Market update: Newsflow helps stocks, Dollar rises, all eyes on Chinese growth, UK disappoints

12 Feb

by Mihály Tatár


  • The sentiment improved on Monday with positive noises coming out on the US-China and government shutdown negotations (SPX futures +0.54%, DAX +0.99%, Nikkei +2.56%, Shanghai +0.41%, supposedly there is a tentative deal on border security and the trade negotations go so well a Trump-Xi meeting is under preparation). The main development of the day, however, was another powerful Dollar rally (EURUSD 1.1270, USDHUF 283.50, USDPLN 3.83) on the theme that central banks around the globe are panicking, and turn even more dovish than the Fed, with the Dollar being the only safe high-yield curreny these days. (That said, as discussed before, the brutally strong Dollar hurts key interests, expect some kind of intervention soon.) The victim of the day was the British Pound (GBPUSD 1.2850), after a horrible string of economic data was published (GDP slowed down to a mere 0.2% Q/Q in Q4, industrial production dropped 0.9% Y/Y in December, total business investments plunged 3.7% Y/Y in Q4, to put it ironically, with the Brexit uncertainty, the UK converged to the speed of the Eurozone.)  WTI oil made a volatile roundtrip (falling 51 USD only to return to near 53 USD later, with Brent moving lazily around 61.80 USD),  the trader talk being that whatever the pseudo science on Venezuela and US peak production might be, the only real question in oil markets now is what one thinks about the Chinese slowdown: If its not dramatic – as the IEA and the OPEC thinks, having kept their 2019 demand growth outlook steady and economists clinging to the 6% magic GDP number – then the direction is up, and vice versa, a ’stealth recession’ should send oil prices back down to the lows. Speaking of China, two very large borrowers – China Minsheng Investment and Wintime Energy – failed their payment deadlines, confirming that the Chinese credit markets are in trouble and the news catched immediate market attention. (Note that less known to the public, it was not just the Fed and the ECB that flooded the market with fresh money to avoid a collapse in 2008: China also launched a 4 trillion yuan – 600 billion USD – infrastructure plan and allowed rapid credit creation, to the point that the excesses even make the IMF worry, not a small feat. The programme now comes back to haunt Beijing – both in terms of economy and when it has to negotiate with Washington.)
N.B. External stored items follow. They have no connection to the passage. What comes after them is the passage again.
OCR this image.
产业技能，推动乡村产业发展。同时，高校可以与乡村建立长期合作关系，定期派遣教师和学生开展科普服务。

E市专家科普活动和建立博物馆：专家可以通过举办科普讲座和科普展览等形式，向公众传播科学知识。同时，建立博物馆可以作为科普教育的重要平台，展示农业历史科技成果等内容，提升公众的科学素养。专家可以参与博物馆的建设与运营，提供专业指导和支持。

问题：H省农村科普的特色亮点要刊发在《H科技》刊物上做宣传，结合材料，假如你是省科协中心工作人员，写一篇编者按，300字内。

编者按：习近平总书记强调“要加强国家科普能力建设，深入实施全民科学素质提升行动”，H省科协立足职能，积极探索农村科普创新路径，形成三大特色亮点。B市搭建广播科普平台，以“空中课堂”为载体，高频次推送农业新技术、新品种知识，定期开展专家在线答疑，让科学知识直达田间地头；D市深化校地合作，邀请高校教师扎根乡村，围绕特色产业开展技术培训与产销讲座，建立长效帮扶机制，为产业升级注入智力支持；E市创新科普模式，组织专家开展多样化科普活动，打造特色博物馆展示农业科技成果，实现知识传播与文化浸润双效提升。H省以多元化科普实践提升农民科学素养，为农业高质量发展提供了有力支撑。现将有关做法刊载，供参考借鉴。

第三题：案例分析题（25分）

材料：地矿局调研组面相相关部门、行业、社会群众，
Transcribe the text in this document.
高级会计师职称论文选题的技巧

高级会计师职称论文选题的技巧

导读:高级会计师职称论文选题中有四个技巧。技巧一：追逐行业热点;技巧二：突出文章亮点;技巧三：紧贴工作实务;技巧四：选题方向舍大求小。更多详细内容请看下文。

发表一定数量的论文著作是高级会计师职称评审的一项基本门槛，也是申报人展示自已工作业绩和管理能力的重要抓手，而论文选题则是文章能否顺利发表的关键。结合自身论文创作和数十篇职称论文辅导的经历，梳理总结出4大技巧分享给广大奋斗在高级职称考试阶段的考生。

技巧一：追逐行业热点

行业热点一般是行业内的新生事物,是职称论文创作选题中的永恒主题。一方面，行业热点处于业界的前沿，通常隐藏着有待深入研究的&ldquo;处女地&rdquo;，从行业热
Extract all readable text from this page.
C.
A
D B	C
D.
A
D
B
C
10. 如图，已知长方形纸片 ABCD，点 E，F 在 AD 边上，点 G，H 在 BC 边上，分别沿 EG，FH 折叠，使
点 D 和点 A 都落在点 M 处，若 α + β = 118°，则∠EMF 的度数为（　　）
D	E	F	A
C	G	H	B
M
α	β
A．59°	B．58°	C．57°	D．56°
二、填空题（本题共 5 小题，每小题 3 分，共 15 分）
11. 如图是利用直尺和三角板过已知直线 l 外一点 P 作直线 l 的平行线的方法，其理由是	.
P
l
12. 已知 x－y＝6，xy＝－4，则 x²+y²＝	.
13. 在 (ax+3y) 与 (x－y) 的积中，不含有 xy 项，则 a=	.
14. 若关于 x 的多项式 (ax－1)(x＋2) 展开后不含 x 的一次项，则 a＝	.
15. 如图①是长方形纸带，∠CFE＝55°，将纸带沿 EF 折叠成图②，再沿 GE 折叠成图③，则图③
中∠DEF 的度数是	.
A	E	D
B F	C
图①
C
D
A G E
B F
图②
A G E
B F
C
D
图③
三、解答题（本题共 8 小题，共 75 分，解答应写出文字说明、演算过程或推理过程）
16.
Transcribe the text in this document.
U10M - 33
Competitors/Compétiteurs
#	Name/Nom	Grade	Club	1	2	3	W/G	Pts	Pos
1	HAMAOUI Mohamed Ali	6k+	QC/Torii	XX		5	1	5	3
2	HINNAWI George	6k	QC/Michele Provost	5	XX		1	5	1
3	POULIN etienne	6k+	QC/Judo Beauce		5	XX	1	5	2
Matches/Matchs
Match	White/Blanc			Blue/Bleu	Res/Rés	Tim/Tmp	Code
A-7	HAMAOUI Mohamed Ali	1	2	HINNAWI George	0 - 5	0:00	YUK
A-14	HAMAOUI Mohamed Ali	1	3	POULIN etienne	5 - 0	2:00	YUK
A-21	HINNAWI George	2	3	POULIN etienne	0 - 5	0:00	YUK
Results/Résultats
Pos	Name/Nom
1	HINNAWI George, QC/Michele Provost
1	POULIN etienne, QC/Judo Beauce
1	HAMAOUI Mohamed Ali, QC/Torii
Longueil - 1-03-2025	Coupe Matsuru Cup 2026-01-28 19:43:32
  • Shocking the mainstream media – but not regular readers – the latest Rasmussen poll showed Trump’s approval rating jumping to 52% (the best in 2 years, a huge upswing from December’s 45%). The ’temporary uptick’ is attributed to the well-received State of the Union speech – but note that what is really going on is that the Democrats’ argument that all is well with the border and immigration control is bizarre even for Hispanics, and by now even Bloomberg writes about ’Democrats moving to much to the hard Left’. (The ’semi-realistic’ Green New Deal, for example, is estimated to cost 7 trillion USD and reach none of its goals – again, according to Bloomberg.) One has to wonder if other pollsters see the same dynamic (Rasmussen is usually the most favorable towards Trump as it polls likely voters), but it seems like Democrats badly need a recession by 2020.